Hornoes \( \lambda^{2} x+2 y=\lambda+2 \) \( 2 \lambda x+\lambda y=2 \lambda \)

To solve the system of equations given by: 1. \( \lambda^{2} x + 2y = \lambda + 2 \) (Equation 1) 2. \( 2\lambda x + \lambda y = 2\lambda \) (Equation 2) we can express the equations in a more manageable form. ### Step 1: Rearranging the equations From Equation 1, we can express \( y \) in terms of \( x \): \[ 2y = \lambda + 2 - \lambda^{2} x \] \[ y = \frac{\lambda + 2 - \lambda^{2} x}{2} \tag{3} \] From Equation 2, we can express \( y \) in terms of \( x \): \[ \lambda y = 2\lambda - 2\lambda x \] \[ y = \frac{2\lambda - 2\lambda x}{\lambda} \quad (\lambda \neq 0) \] \[ y = 2 - 2x \tag{4} \] ### Step 2: Setting the expressions for \( y \) equal Now we can set the two expressions for \( y \) from Equations (3) and (4) equal to each other: \[ \frac{\lambda + 2 - \lambda^{2} x}{2} = 2 - 2x \] ### Step 3: Clearing the fraction Multiply both sides by 2 to eliminate the fraction: \[ \lambda + 2 - \lambda^{2} x = 4 - 4x \] ### Step 4: Rearranging the equation Rearranging gives: \[ \lambda^{2} x - 4x = 4 - (\lambda + 2) \] \[ (\lambda^{2} - 4)x = 2 - \lambda \] ### Step 5: Solving for \( x \) Assuming \( \lambda^{2} - 4 \neq 0 \): \[ x = \frac{2 - \lambda}{\lambda^{2} - 4} \tag{5} \] ### Step 6: Finding \( y \) Now substitute \( x \) back into either expression for \( y \).

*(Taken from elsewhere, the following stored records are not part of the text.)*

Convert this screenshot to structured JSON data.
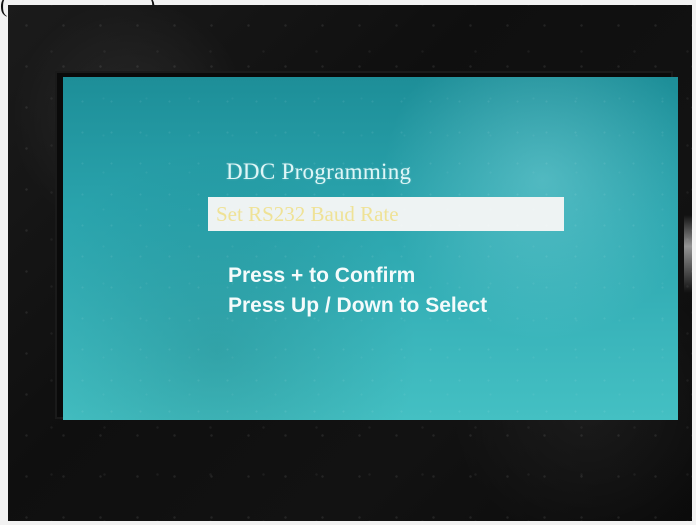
{
  "page": {
    "left_glyph": "(",
    "right_glyph": ")"
  },
  "osd": {
    "title": "DDC Programming",
    "selected_item": "Set RS232 Baud Rate",
    "instructions": [
      "Press + to Confirm",
      "Press Up / Down to Select"
    ]
  },
  "colors": {
    "screen": "#2aa4ad",
    "title_text": "#dff6f7",
    "highlight_bar": "#eef3f3",
    "selected_text": "#efe296",
    "instruction_text": "#f4fbfb",
    "bezel": "#0a0a0a"
  }
}
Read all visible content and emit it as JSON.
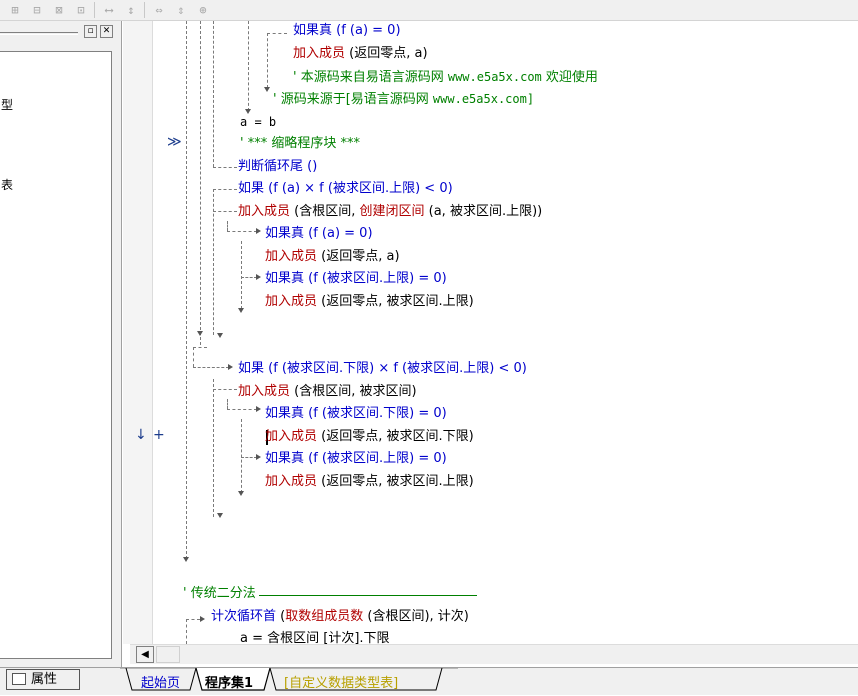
{
  "toolbar": {
    "icons": [
      "align-left-icon",
      "align-center-icon",
      "align-right-icon",
      "align-distribute-icon",
      "space-h-icon",
      "space-v-icon",
      "same-width-icon",
      "same-height-icon",
      "same-size-icon"
    ]
  },
  "left_panel": {
    "tree_fragments": [
      "型",
      "表"
    ]
  },
  "code": {
    "l1": "如果真 (f (a) = 0)",
    "l2a": "加入成员",
    "l2b": " (返回零点, a)",
    "l3a": "' 本源码来自易语言源码网 ",
    "l3b": "www.e5a5x.com",
    "l3c": "  欢迎使用",
    "l4a": "' 源码来源于[易语言源码网 ",
    "l4b": "www.e5a5x.com]",
    "l5": "a = b",
    "l6": "' *** 缩略程序块 ***",
    "l7": "判断循环尾 ()",
    "l8": "如果 (f (a) × f (被求区间.上限) < 0)",
    "l9a": "加入成员",
    "l9b": " (含根区间, ",
    "l9c": "创建闭区间",
    "l9d": " (a, 被求区间.上限))",
    "l10": "如果真 (f (a) = 0)",
    "l11a": "加入成员",
    "l11b": " (返回零点, a)",
    "l12": "如果真 (f (被求区间.上限) = 0)",
    "l13a": "加入成员",
    "l13b": " (返回零点, 被求区间.上限)",
    "l14": "如果 (f (被求区间.下限) × f (被求区间.上限) < 0)",
    "l15a": "加入成员",
    "l15b": " (含根区间, 被求区间)",
    "l16": "如果真 (f (被求区间.下限) = 0)",
    "l17a": "加入成员",
    "l17b": " (返回零点, 被求区间.下限)",
    "l18": "如果真 (f (被求区间.上限) = 0)",
    "l19a": "加入成员",
    "l19b": " (返回零点, 被求区间.上限)",
    "l20": "' 传统二分法",
    "l21a": "计次循环首",
    "l21b": " (",
    "l21c": "取数组成员数",
    "l21d": " (含根区间), 计次)",
    "l22": "a = 含根区间 [计次].下限"
  },
  "gutter": {
    "collapse_marker": "≫",
    "down_marker": "↓",
    "plus_marker": "+"
  },
  "bottom": {
    "properties_label": "属性",
    "tab_start": "起始页",
    "tab_program": "程序集1",
    "tab_custom": "[自定义数据类型表]"
  },
  "colors": {
    "flow_keyword": "#0000cc",
    "command": "#b00000",
    "comment": "#008000"
  }
}
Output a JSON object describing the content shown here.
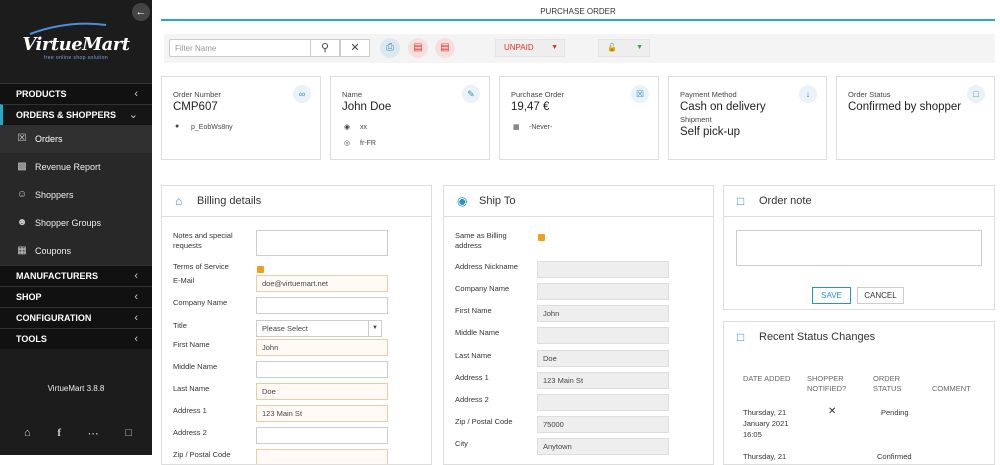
{
  "sidebar": {
    "logo": {
      "main": "VirtueMart",
      "tagline": "free online shop solution"
    },
    "menu": [
      {
        "label": "PRODUCTS",
        "type": "header"
      },
      {
        "label": "ORDERS & SHOPPERS",
        "type": "header",
        "open": true
      },
      {
        "label": "Orders",
        "icon": "cart-icon",
        "type": "item",
        "active": true
      },
      {
        "label": "Revenue Report",
        "icon": "chart-icon",
        "type": "item"
      },
      {
        "label": "Shoppers",
        "icon": "user-icon",
        "type": "item"
      },
      {
        "label": "Shopper Groups",
        "icon": "users-icon",
        "type": "item"
      },
      {
        "label": "Coupons",
        "icon": "gift-icon",
        "type": "item"
      },
      {
        "label": "MANUFACTURERS",
        "type": "header"
      },
      {
        "label": "SHOP",
        "type": "header"
      },
      {
        "label": "CONFIGURATION",
        "type": "header"
      },
      {
        "label": "TOOLS",
        "type": "header"
      }
    ],
    "version": "VirtueMart 3.8.8"
  },
  "page_title": "PURCHASE ORDER",
  "toolbar": {
    "filter_placeholder": "Filter Name",
    "status_label": "UNPAID",
    "status_color": "#e0342a"
  },
  "cards": {
    "order_number": {
      "label": "Order Number",
      "value": "CMP607",
      "pass": "p_EobWs8ny"
    },
    "name": {
      "label": "Name",
      "value": "John Doe",
      "location": "xx",
      "language": "fr-FR"
    },
    "purchase_order": {
      "label": "Purchase Order",
      "value": "19,47 €",
      "date": "-Never-"
    },
    "payment": {
      "label": "Payment Method",
      "value": "Cash on delivery",
      "shipment_label": "Shipment",
      "shipment_value": "Self pick-up"
    },
    "status": {
      "label": "Order Status",
      "value": "Confirmed by shopper"
    }
  },
  "billing": {
    "title": "Billing details",
    "notes_label": "Notes and special requests",
    "tos_label": "Terms of Service",
    "email_label": "E-Mail",
    "email_value": "doe@virtuemart.net",
    "company_label": "Company Name",
    "title_label": "Title",
    "title_value": "Please Select",
    "first_label": "First Name",
    "first_value": "John",
    "middle_label": "Middle Name",
    "last_label": "Last Name",
    "last_value": "Doe",
    "addr1_label": "Address 1",
    "addr1_value": "123 Main St",
    "addr2_label": "Address 2",
    "zip_label": "Zip / Postal Code"
  },
  "shipto": {
    "title": "Ship To",
    "same_label": "Same as Billing address",
    "nickname_label": "Address Nickname",
    "company_label": "Company Name",
    "first_label": "First Name",
    "first_value": "John",
    "middle_label": "Middle Name",
    "last_label": "Last Name",
    "last_value": "Doe",
    "addr1_label": "Address 1",
    "addr1_value": "123 Main St",
    "addr2_label": "Address 2",
    "zip_label": "Zip / Postal Code",
    "zip_value": "75000",
    "city_label": "City",
    "city_value": "Anytown"
  },
  "order_note": {
    "title": "Order note",
    "save": "SAVE",
    "cancel": "CANCEL"
  },
  "status_changes": {
    "title": "Recent Status Changes",
    "headers": {
      "date": "DATE ADDED",
      "notified": "SHOPPER NOTIFIED?",
      "status": "ORDER STATUS",
      "comment": "COMMENT"
    },
    "rows": [
      {
        "date": "Thursday, 21 January 2021 16:05",
        "status": "Pending"
      },
      {
        "date": "Thursday, 21",
        "status": "Confirmed"
      }
    ]
  }
}
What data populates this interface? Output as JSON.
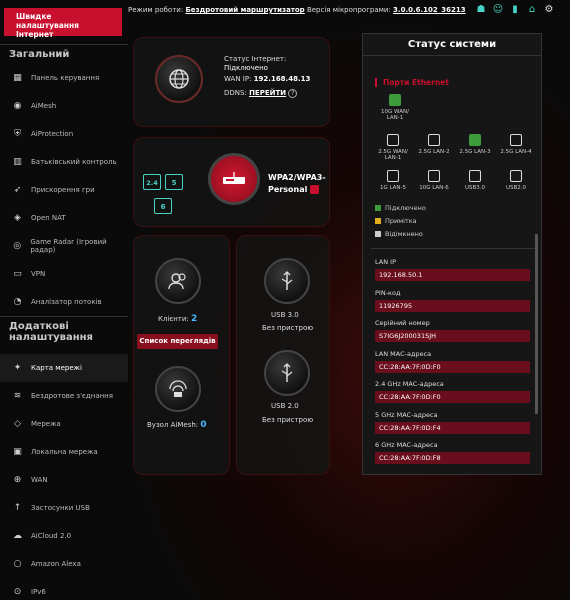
{
  "top": {
    "quick_label": "Швидке налаштування Інтернет",
    "mode_label": "Режим роботи:",
    "mode_value": "Бездротовий маршрутизатор",
    "firmware_label": "Версія мікропрограми:",
    "firmware_value": "3.0.0.6.102_36213"
  },
  "sidebar": {
    "general_title": "Загальний",
    "general": [
      {
        "label": "Панель керування",
        "icon": "dashboard-icon"
      },
      {
        "label": "AiMesh",
        "icon": "mesh-icon"
      },
      {
        "label": "AiProtection",
        "icon": "shield-icon"
      },
      {
        "label": "Батьківський контроль",
        "icon": "parental-icon"
      },
      {
        "label": "Прискорення гри",
        "icon": "rocket-icon"
      },
      {
        "label": "Open NAT",
        "icon": "game-icon"
      },
      {
        "label": "Game Radar (Ігровий радар)",
        "icon": "radar-icon"
      },
      {
        "label": "VPN",
        "icon": "vpn-icon"
      },
      {
        "label": "Аналізатор потоків",
        "icon": "analyzer-icon"
      }
    ],
    "advanced_title": "Додаткові налаштування",
    "advanced": [
      {
        "label": "Карта мережі",
        "icon": "map-icon",
        "active": true
      },
      {
        "label": "Бездротове з'єднання",
        "icon": "wireless-icon"
      },
      {
        "label": "Мережа",
        "icon": "network-icon"
      },
      {
        "label": "Локальна мережа",
        "icon": "lan-icon"
      },
      {
        "label": "WAN",
        "icon": "globe-icon"
      },
      {
        "label": "Застосунки USB",
        "icon": "usb-icon"
      },
      {
        "label": "AiCloud 2.0",
        "icon": "cloud-icon"
      },
      {
        "label": "Amazon Alexa",
        "icon": "alexa-icon"
      },
      {
        "label": "IPv6",
        "icon": "ipv6-icon"
      }
    ]
  },
  "internet": {
    "status_label": "Статус Інтернет:",
    "status_value": "Підключено",
    "wan_label": "WAN IP:",
    "wan_value": "192.168.48.13",
    "ddns_label": "DDNS:",
    "ddns_link": "ПЕРЕЙТИ"
  },
  "wireless": {
    "security": "WPA2/WPA3-Personal",
    "bands": [
      "2.4",
      "5",
      "6"
    ]
  },
  "clients": {
    "label": "Клієнти:",
    "count": "2",
    "view_list": "Список переглядів"
  },
  "aimesh": {
    "label": "Вузол AiMesh:",
    "count": "0"
  },
  "usb": [
    {
      "name": "USB 3.0",
      "status": "Без пристрою"
    },
    {
      "name": "USB 2.0",
      "status": "Без пристрою"
    }
  ],
  "system_status": {
    "title": "Статус системи",
    "ports_title": "Порти Ethernet",
    "wan_port": {
      "label": "10G WAN/ LAN-1"
    },
    "ports_row1": [
      {
        "label": "2.5G WAN/ LAN-1",
        "on": false
      },
      {
        "label": "2.5G LAN-2",
        "on": false
      },
      {
        "label": "2.5G LAN-3",
        "on": true
      },
      {
        "label": "2.5G LAN-4",
        "on": false
      }
    ],
    "ports_row2": [
      {
        "label": "1G LAN-5"
      },
      {
        "label": "10G LAN-6"
      },
      {
        "label": "USB3.0"
      },
      {
        "label": "USB2.0"
      }
    ],
    "legend": [
      {
        "label": "Підключено",
        "color": "#3c9c3c"
      },
      {
        "label": "Примітка",
        "color": "#e0b020"
      },
      {
        "label": "Відімкнено",
        "color": "#cccccc"
      }
    ],
    "fields": [
      {
        "label": "LAN IP",
        "value": "192.168.50.1"
      },
      {
        "label": "PIN-код",
        "value": "11926795"
      },
      {
        "label": "Серійний номер",
        "value": "S7IG6J200031SJH"
      },
      {
        "label": "LAN MAC-адреса",
        "value": "CC:28:AA:7F:0D:F0"
      },
      {
        "label": "2.4 GHz MAC-адреса",
        "value": "CC:28:AA:7F:0D:F0"
      },
      {
        "label": "5 GHz MAC-адреса",
        "value": "CC:28:AA:7F:0D:F4"
      },
      {
        "label": "6 GHz MAC-адреса",
        "value": "CC:28:AA:7F:0D:F8"
      }
    ]
  }
}
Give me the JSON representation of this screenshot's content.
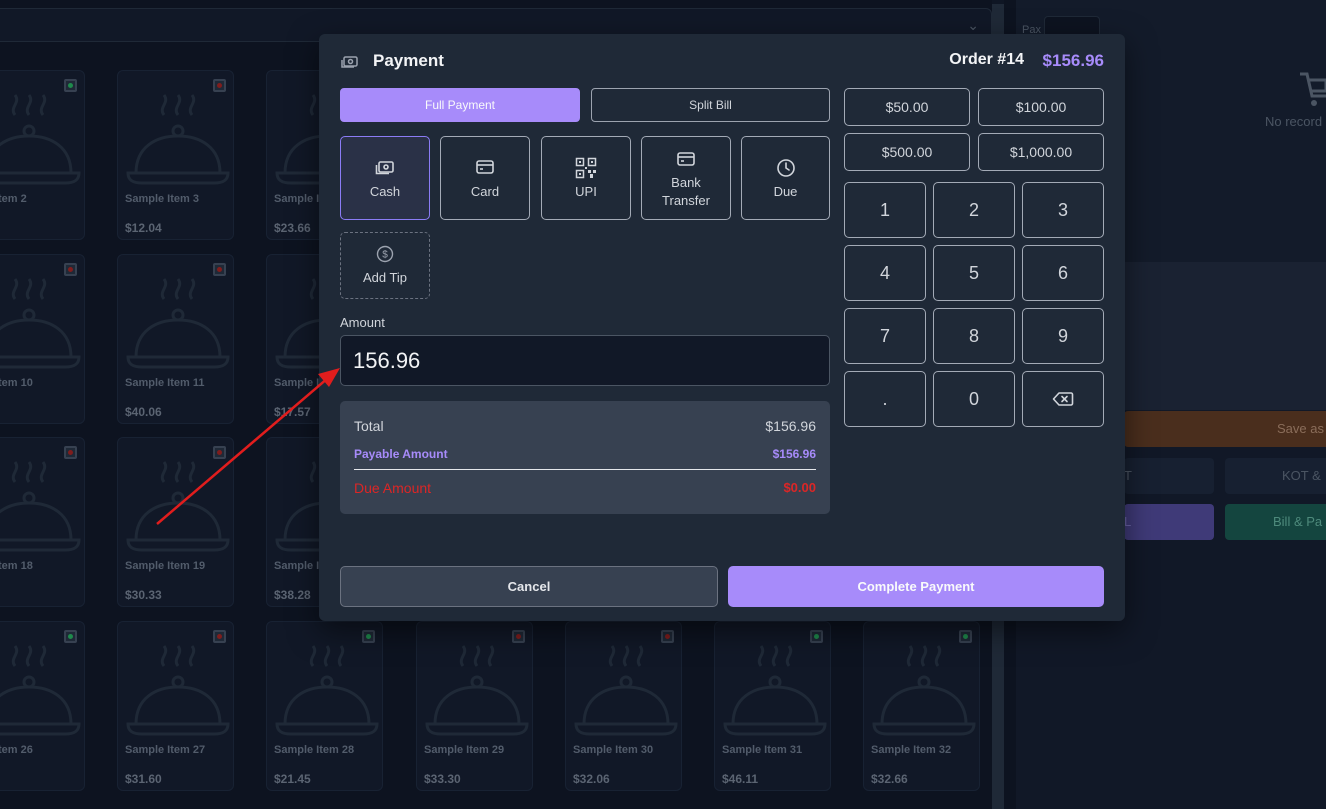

Using Equation (4): \[ y = 2 - 2\left(\frac{2 - \lambda}{\lambda^{2} - 4}\right) \] \[ y = 2 - \frac{4 - 2\lambda}{\lambda^{2} - 4} \] \[ y = \frac{2(\lambda^{2} - 4) - (4 - 2\lambda)}{\lambda^{2} - 4} \] \[ y = \frac{2\lambda^{2} - 8 - 4 + 2\lambda}{\lambda^{2} - 4} \] \[ y = \frac{2\lambda^{2} + 2\lambda - 12}{\lambda^{2} - 4} \] ### Summary of the solution Thus, the solutions for \( x \) and \( y \) in terms of \( \lambda \) are: \[ x = \frac{2 - \lambda}{\lambda^{2} - 4} \] \[ y = \frac{2\lambda^{2} + 2\lambda - 12}{\lambda^{2} - 4} \] ### Special Cases 1. If \( \lambda^{2} - 4 = 0 \) (i.e., \( \lambda = 2 \) or \( \lambda = -2 \)), we need to check the original equations for consistency. 2. If \( \lambda = 2 \): - Both equations become \( 4x + 2y = 4 \) and \( 4x + 2y = 4 \), which are consistent. 3. If \( \lambda = -2 \): - Both equations become \( 4x + 2y = 0 \) and \( -4x - 2y = -4 \), which are also consistent. Thus, the solution is valid for all \( \lambda \) except \( \lambda = 2 \) and \( \lambda = -2 \) where we have consistent solutions.